Le film de Desjardins émeut. Et pourtant, tout n’a pas encore été dit. Le pire est encore à venir.
L’une des « vedettes » de ce film coup-de-poing est de Maniwaki. Il a parlé, lui, d’un mur invisible.
Il faut se promener dans les rues de Val d’Or pour le voir, ce mur. Les deux communautés, blanche et amérindienne, s’y côtoient, chez Wal-Mart, chez Zellers ou sur cette longue Main Street qu’est la 3e avenue. Mais je n’y vois (presque) jamais Blancs et Algonquins s’arrêter pour se serrer la main ou discuter. La méfiance. L’invasion, même, diront certains blancs un peu méfiants. Car ils sont plutôt visibles, les Algonquins, sur la 3e…
Est-ce ce mur invisible qui donne aux autochtones cette parlure un peu différente de la nôtre? Je pouvais flairer l’autochtone à la sonorité de sa voix. Qu’ils s’expriment en français ou en anglais, leur accent les distingue. Comme s’ils avaient vécu dans un ghetto, sans véritable contact avec les blancs. Comme si…
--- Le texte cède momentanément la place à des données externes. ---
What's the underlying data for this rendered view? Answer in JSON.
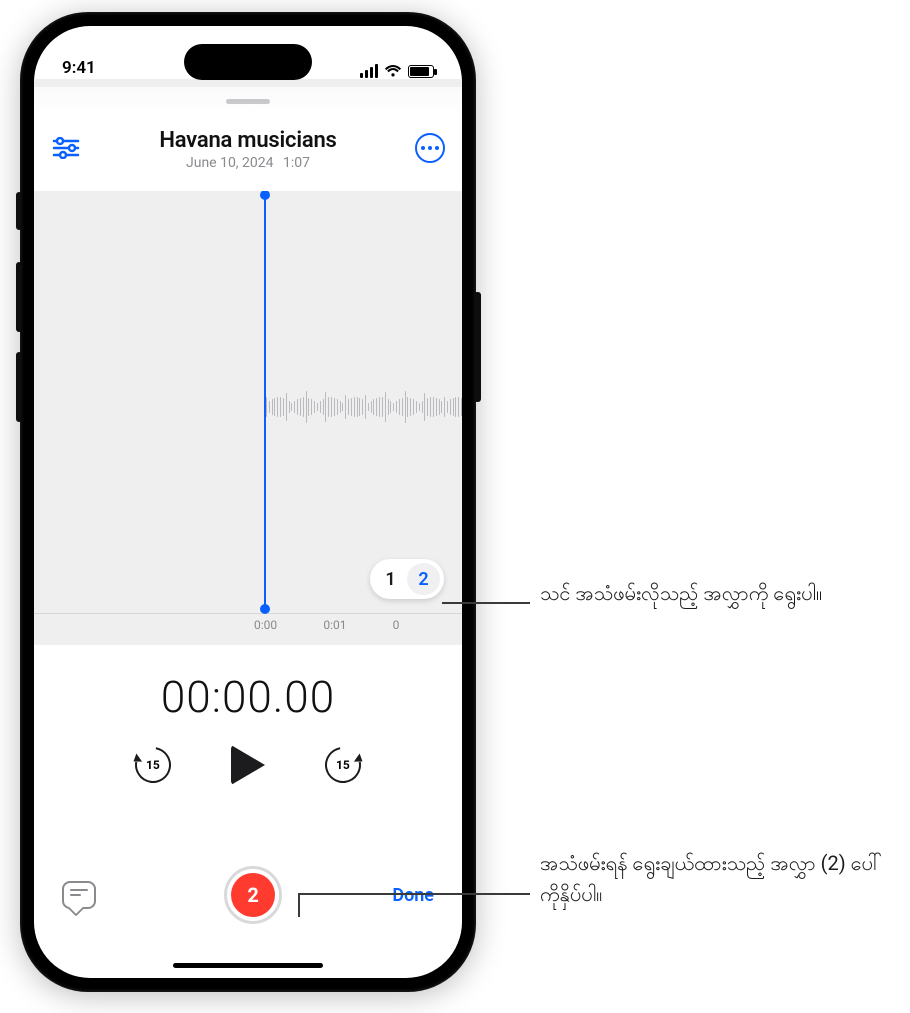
{
  "status": {
    "time": "9:41"
  },
  "header": {
    "title": "Havana musicians",
    "date": "June 10, 2024",
    "duration": "1:07"
  },
  "waveform": {
    "ruler": [
      "0:00",
      "0:01",
      "0"
    ]
  },
  "layers": {
    "opt1": "1",
    "opt2": "2"
  },
  "timer": "00:00.00",
  "skip": {
    "back_secs": "15",
    "fwd_secs": "15"
  },
  "record": {
    "layer_badge": "2"
  },
  "done_label": "Done",
  "callouts": {
    "layer_select": "သင် အသံဖမ်းလိုသည့် အလွှာကို ရွေးပါ။",
    "record_layer": "အသံဖမ်းရန် ရွေးချယ်ထားသည့် အလွှာ (2) ပေါ် ကိုနှိပ်ပါ။"
  }
}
La DPJ en milieu autochtone: un besoin… et une menace!
Richard Desjardins n’a pas tout dit. Il n‘a pas parlé de la DPJ en milieu autochtone. Il n’a pas mentionné à quel point, à Val d’Or, les problèmes sociaux que l’on rencontre dans la communauté algonquine du Lac Simon ont pu faire littéralement EXPLOSER la liste des dossiers présentés devant la Chambre de la jeunesse. Alcoolisme, dépendance aux stupéfiants, violence chez les parents. Enfants abandonnés, mal nourris, maltraités, agressés sexuellement.
Et un taux de suicide à faire frémir, chez les ados.
Que fait-on de ces enfants? Famille d’accueil, bien sûr. Que faire d’autre, après quelques tentatives infructueuses de « reprogrammer » les parents? Les parents? Quels parents? Les cellules familiales sont polymorphes, multi-générationnelles, et souvent monoparentales. Et ces cellules sont en mutation perpétuelle, au gré de la violence des uns et de la dépendance des autres.
Familles d’accueil, donc ? Mais, le plus souvent, ces familles ne sont pas autochtones.
Ce vieillard a dit : Ils nous ont volé la nature.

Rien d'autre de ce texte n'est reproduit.